|A Home May Be The Largest Purchase You Make|
The growth in the internet and consumers seeking easy and fast answers has resulted in the growth of several online concerns such as 'iBuyers,' Open Door, and Zillow. My most recent research into the changing face of American home-ownership has left me feeling nothing has really changed much from the For Sale By Owner (FSBO) days which has been around forever. If a seller is inclined to lower their price enough they can get a fast sell but it often is not in their best interest. I have an aversion to house "flippers" that I often see as bottom feeders putting lipstick on a pig then vanishing into the night. A quick coat of paint often covers a multitude of sins but quickly fades.
|Expect To Pay Much More For "Move In Ready"|
As I understand it, Opendoor is a start-up out of San Francisco that will buy your home themselves, take ownership of the house, fix it and flip it. Whether you are really dealing with that company or a copycat version they send you an offer online to buy your house sight unseen based on their algorithm. The offer is only subject to an inspection of the physical condition of the house. They don’t do an appraisal but trust their algorithm to determine the value of the house. I assume Opendoor will lower their offer price if the condition of the home turns out to be below average. Since Opendoor has to make money the do charge the seller a fee. Opendoor has 3 different fees, some flat, some variable. In metro Phoenix, in total the fees are 8% to 10.5% of the price of the home.
Hiring a real estate agent to sell your house means that you are likely to pay 6% so Opendoor is more expensive by 2% to 4.5% of the home’s value but it does have several advantages. The bottom-line is that Opendoor is fast, it is certain, and super convenient. Also you do not have to worry about whether the an appraisal or the sale being contingent on the buyer being able to obtain financing. All these advantages gain a great deal of merit in certain situations such as when you inherit a house and the proceeds will be split between the heirs.
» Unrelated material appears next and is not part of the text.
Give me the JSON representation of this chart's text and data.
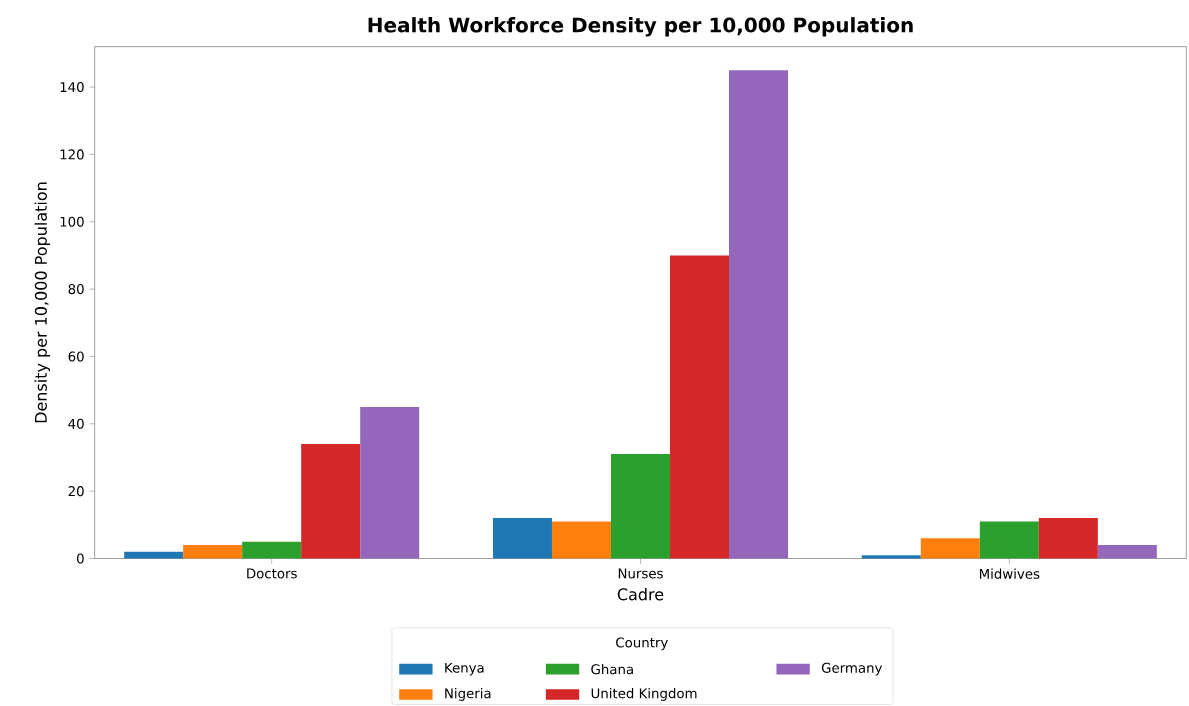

Other circumstances that might justify the cost is that your time is very valuable, you have other priorities, or simply cannot cope with the stress of taking the more traditional route.
A couple tips or notes;
- Buying a house that has been made "move in ready" often means you will be paying a hefty premium.
- Appraisals matter, never pay over appraised value.
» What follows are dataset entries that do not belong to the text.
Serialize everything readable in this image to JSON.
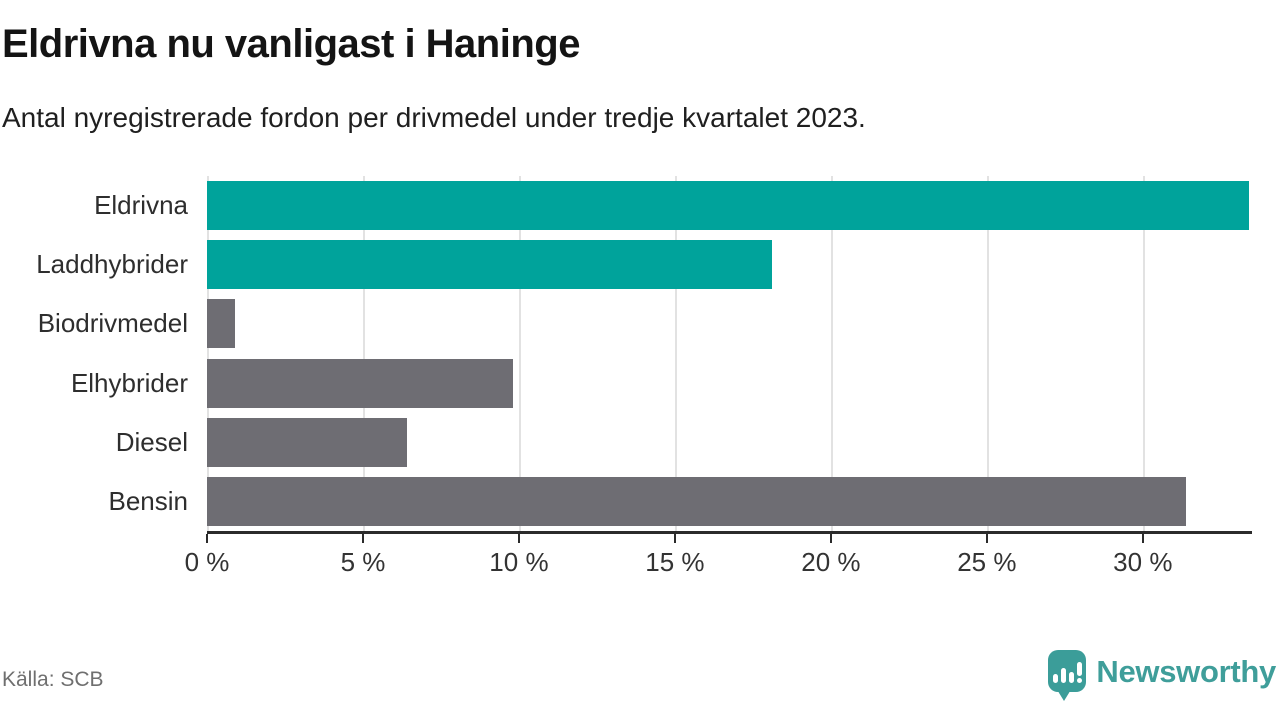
{
  "title": "Eldrivna nu vanligast i Haninge",
  "subtitle": "Antal nyregistrerade fordon per drivmedel under tredje kvartalet 2023.",
  "source": "Källa: SCB",
  "brand": {
    "name": "Newsworthy",
    "icon": "newsworthy-speech-bubble-barchart-icon",
    "color": "#3f9e9a"
  },
  "colors": {
    "highlight_teal": "#00a39b",
    "neutral_gray": "#6e6d73",
    "gridline": "#e2e2e2",
    "axis": "#2b2b2b",
    "title_text": "#141414",
    "body_text": "#2e2e2e",
    "source_text": "#6f6f6f"
  },
  "chart_data": {
    "type": "bar",
    "orientation": "horizontal",
    "title": "Eldrivna nu vanligast i Haninge",
    "subtitle": "Antal nyregistrerade fordon per drivmedel under tredje kvartalet 2023.",
    "categories": [
      "Eldrivna",
      "Laddhybrider",
      "Biodrivmedel",
      "Elhybrider",
      "Diesel",
      "Bensin"
    ],
    "values": [
      33.4,
      18.1,
      0.9,
      9.8,
      6.4,
      31.4
    ],
    "unit": "%",
    "bar_colors": [
      "#00a39b",
      "#00a39b",
      "#6e6d73",
      "#6e6d73",
      "#6e6d73",
      "#6e6d73"
    ],
    "xlim": [
      0,
      33.5
    ],
    "xticks": [
      {
        "value": 0,
        "label": "0 %"
      },
      {
        "value": 5,
        "label": "5 %"
      },
      {
        "value": 10,
        "label": "10 %"
      },
      {
        "value": 15,
        "label": "15 %"
      },
      {
        "value": 20,
        "label": "20 %"
      },
      {
        "value": 25,
        "label": "25 %"
      },
      {
        "value": 30,
        "label": "30 %"
      }
    ],
    "grid": true,
    "legend": false
  }
}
- Don't fall in love with someones furniture, it is best to view a house when it is empty.
- Location is important, there is a reason they say, location, location, location!
- Try to position yourself so as not to be in a hurry.
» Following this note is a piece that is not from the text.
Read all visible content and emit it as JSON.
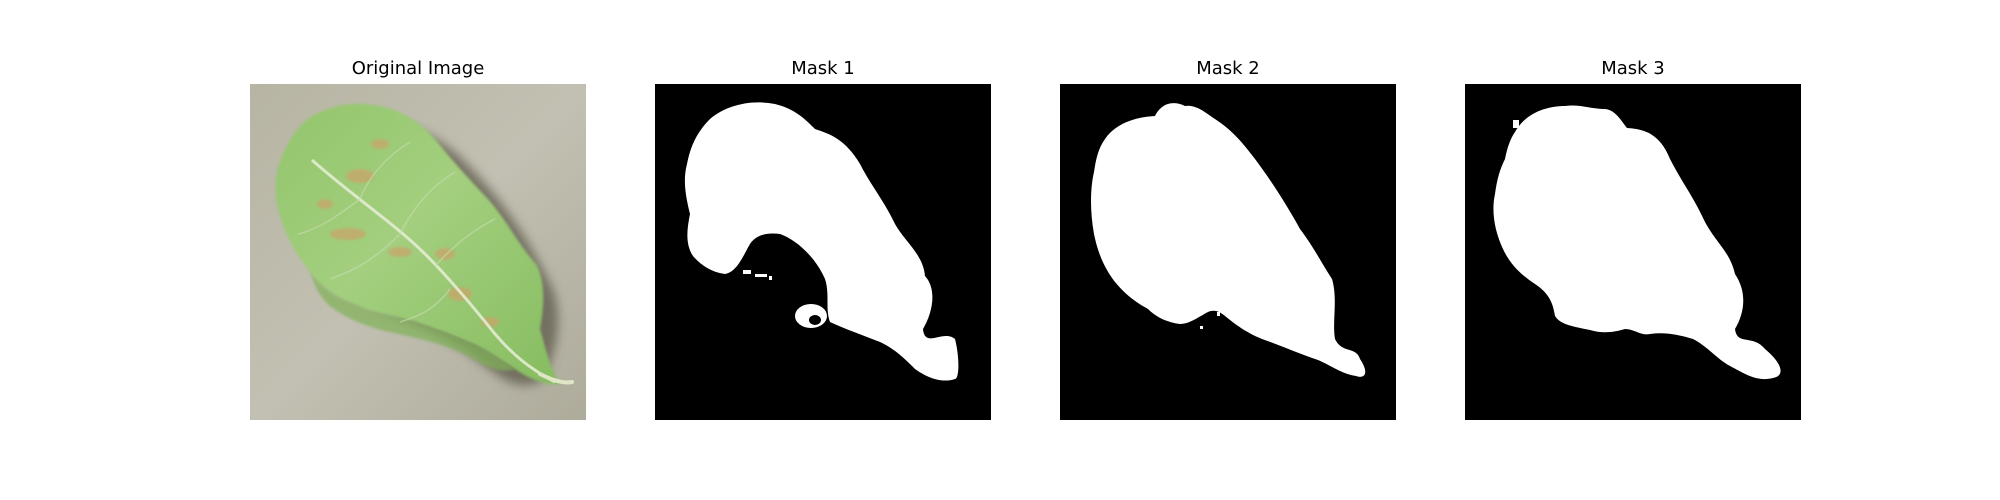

- Negotiation skills are important, know what is important.
- Remember that because someone is a realtor does not make them an expert or your best friend
- Buying in a city that you are just moving into is extremely treacherous, learn the area before buying!
- It is always far easier to buy than to sell.
- Remember buying a house is a long-term investment, it seldom pays to constantly move.
- Ask yourself, how much house do you really need? Over-sizing can be very expensive.